記憶。
 記憶とは、過去の経験や取り入れた情報を脳内に保管して、後になって思い出す機能。
 俺には人の記憶を読み取ることが出来る。否や、正確に言えば人の記憶が見える。
 何せそういう”個性”だから。
 個性が発覚したのは4つになる頃、自信が相手の身体に触れさえすれば、相手の記憶、基過去が相手視点で見ることが出来る。音声は無いものの、映画みたいに、時が進んでいく。
 当時の馬鹿だった俺はその個性を使い父親の記憶を見た。 そのとき、母親以外の女性と仲睦まじく過ごしているような光景が流れた。
俺が見ようとしたのはここ一週間の過去。となれば、当時4歳の俺は不審に思ったのだろう。
 「ねえ、何で女の人と居るの?何でお父さんから手、繋いでるの?」
 そう口にした途端、隣で息子の成長を喜んでいた両親の顔は次第にかわった。
 母親は父親を問いつめた。すると父親の浮気が発覚して、即離婚。幼かった俺は母親に連れていかれた。
 そこで来たのが大阪。母親の生まれ育った町だ。大阪の田舎の方で、母親とふたりで暮らしている。
 ずっとその夢のように平凡な日々が続けばよかった。
 でも、現実はそう甘くない。
 母親は父親に裏切られたという事実から、酒に溺れ、次第にお金に困り夜の街へ。
 生活費のことを考えると、そうするしかなかったんだと思う。
 子供ながらに壊れていく母親を横目で見ているのは辛かった。何も出来ない無力さや、あの時に俺が記憶を見なければ、見たとしても発言しなければ、今もまだ母親には当時の笑顔が残っていたのだろうか。
 そして俺が15になる頃、母親が死んだ。
 首吊り自殺だった。
 母親をここまで追い詰めた父が、父の浮気を発覚させた俺が。この世界の全てが憎かった。

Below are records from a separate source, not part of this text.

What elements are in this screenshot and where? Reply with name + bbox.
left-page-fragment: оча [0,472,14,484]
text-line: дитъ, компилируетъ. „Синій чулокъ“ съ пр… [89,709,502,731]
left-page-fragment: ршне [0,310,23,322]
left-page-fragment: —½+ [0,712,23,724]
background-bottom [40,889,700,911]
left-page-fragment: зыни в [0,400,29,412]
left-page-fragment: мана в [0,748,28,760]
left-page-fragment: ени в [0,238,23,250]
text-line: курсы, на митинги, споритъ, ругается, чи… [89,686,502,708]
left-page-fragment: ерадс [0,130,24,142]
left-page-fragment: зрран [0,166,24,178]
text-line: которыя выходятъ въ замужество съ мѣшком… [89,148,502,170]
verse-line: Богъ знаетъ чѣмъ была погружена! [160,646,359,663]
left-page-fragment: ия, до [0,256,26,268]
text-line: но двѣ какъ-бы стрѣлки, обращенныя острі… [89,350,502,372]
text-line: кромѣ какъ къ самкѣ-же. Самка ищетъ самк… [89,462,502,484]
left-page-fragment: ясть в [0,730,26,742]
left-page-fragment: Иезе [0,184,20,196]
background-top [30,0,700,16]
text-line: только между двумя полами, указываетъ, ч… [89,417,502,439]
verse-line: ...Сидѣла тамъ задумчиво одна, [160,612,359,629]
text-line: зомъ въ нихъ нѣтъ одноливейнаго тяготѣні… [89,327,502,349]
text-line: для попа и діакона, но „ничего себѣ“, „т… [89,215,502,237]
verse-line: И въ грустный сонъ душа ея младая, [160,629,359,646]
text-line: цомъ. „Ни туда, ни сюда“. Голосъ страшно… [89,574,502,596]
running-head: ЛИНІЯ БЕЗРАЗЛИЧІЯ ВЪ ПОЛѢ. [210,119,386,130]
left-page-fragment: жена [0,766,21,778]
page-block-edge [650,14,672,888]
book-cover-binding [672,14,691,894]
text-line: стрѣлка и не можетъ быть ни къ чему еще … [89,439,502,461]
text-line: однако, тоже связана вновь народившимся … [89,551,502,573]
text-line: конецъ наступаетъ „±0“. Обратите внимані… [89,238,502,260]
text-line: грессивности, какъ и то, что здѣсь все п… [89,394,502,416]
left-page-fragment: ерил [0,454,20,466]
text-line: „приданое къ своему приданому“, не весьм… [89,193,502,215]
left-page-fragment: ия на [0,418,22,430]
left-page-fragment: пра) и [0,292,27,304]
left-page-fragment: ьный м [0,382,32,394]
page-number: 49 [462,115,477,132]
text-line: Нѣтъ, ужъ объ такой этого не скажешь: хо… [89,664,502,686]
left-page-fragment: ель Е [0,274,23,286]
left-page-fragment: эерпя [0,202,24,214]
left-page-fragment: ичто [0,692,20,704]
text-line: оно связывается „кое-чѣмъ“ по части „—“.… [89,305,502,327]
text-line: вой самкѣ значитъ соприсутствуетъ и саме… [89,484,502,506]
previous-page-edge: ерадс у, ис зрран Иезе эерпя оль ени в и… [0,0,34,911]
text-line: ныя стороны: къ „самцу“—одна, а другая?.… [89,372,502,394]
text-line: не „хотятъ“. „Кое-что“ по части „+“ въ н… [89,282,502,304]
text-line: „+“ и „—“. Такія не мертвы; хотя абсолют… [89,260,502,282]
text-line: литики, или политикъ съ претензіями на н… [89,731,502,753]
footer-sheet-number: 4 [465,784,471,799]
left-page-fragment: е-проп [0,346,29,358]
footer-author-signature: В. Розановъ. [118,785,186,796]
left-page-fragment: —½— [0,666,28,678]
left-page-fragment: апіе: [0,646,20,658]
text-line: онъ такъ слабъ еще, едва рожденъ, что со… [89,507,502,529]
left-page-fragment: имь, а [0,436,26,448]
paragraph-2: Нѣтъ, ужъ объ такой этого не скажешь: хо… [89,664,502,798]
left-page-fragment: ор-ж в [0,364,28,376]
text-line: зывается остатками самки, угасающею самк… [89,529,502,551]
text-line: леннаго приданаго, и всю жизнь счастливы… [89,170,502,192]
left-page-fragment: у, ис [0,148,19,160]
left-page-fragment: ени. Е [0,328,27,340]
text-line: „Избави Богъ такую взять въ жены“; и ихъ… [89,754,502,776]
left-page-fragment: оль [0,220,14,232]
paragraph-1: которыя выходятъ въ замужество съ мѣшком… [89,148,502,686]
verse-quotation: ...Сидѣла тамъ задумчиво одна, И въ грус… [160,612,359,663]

 義務教育が終わり、これからどう暮らしていこうかと悩んでいた所。どうも俺は空腹で動けなくなり、22時、路地裏に座り込んだ。
 そこから意識が朦朧とし、本格的に死を覚悟し始めた辺り。目の前に1枚の赤い羽根が落ちてきた。
 ああ、誰かが俺を迎えに来たのだろうか。天使の羽根は赤かったのか、否や。これは悪魔の羽根なのか。
 翼の音が聞こえ、顔を上げるとそこには彼が居た。